Defining the Role of Epigenetic Regulation in Normal and Pathological Development. Epigenetics, the mechanism that defines gene expression pattern without changing DNA sequences, provides cells with transcriptional memory to allow the transmission of gene expression patterns during cell division, and with developmental flexibility to permit reprogramming of gene expression patterns during embryogenesis. The far-reaching consequences of epigenetics on normal development and pathological conditions have recently been demonstrated in many model systems and in multiple biological processes, including but not limited to cell fate determination, maintenance of tissue differentiation, and cancer occurrence.

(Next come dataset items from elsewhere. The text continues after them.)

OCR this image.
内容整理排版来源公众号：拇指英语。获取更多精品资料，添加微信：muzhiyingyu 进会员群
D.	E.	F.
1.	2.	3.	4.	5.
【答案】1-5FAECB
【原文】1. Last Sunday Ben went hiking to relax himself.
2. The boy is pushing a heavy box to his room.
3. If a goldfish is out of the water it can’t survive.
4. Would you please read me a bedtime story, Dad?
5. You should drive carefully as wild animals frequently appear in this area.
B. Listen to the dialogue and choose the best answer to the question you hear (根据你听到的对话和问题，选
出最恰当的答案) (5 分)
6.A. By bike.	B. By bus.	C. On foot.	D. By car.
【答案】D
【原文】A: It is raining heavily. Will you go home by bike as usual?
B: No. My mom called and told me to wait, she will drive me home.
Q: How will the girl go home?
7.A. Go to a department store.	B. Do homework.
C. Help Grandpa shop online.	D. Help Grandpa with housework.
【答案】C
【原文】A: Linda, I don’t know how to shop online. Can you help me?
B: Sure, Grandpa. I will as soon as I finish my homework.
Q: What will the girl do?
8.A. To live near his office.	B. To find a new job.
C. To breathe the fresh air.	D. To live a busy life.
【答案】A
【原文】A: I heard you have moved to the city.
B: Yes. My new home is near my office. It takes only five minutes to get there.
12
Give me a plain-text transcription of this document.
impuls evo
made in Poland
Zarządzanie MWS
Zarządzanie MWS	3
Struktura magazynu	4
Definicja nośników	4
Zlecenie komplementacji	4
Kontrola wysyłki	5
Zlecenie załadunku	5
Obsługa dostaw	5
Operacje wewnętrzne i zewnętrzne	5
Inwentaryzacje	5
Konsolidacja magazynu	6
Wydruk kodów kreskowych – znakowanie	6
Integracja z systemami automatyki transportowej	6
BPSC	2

Recent studies have highlighted the importance of chromatin and its modifications in epigenetic regulation. Our laboratory has focused on two forms of histone modification, methylation and ubiquitination. Using an unbiased biochemical approach starting with over 2,000 liters of HeLa cells, we have identified several key enzymes that are responsible for site-specific histone methylation. We further revealed that methylation of histones on different residues plays crucial and previously undefined functions in transcriptional regulation, DNA damage repair, and X chromosome inactivation. These studies contribute significantly to our current understanding of histone methylation in transcriptional control and chromatin regulation and help to define the molecular basis for epigenetic regulation of gene expression.
Current work in the laboratory focuses on histone ubiquitination. By studying H2A ubiquitination, we have solved the thirty-year puzzle of H2A ubiquitination by defining the enzyme for H2A ubiquitination and revealing the intriguing link between H2A ubiquitination and PcG protein-mediated gene silencing. Recently, we have identified the deubiquitinase for histone H2A and demonstrated that H2A deubiquitination controls cell cycle progression and gene expression. In addition, we have for the first time detected H3 and H4 ubiquitination, and demonstrated that this process facilitates cellular responses to DNA damage. We are employing a combination of biochemical and genetic approaches to decipher the functions of these histone modifying enzymes in stem cell pluripotency, cancer development, and cell fate determination. The long-term goal of these studies is to apply knowledge derived from basic science to improve human health.
Dr. Hengbin Wang (b.1969) is an Assistant Professor of Biochemistry and Molecular Genetics. Dr. Wang received his B.S. degree from Hebei Normal University (1991) and Ph.D. degree from China Agricultural University (1997) in China. He began his first postdoctoral training in Kyushu University, Japan. He then moved to the University of North Carolina at Chapel Hill, joining Dr. Yi Zhang's laboratory to study the roles of histone modifications in regulating chromatin functions. He joined the UAB faculty in 2004.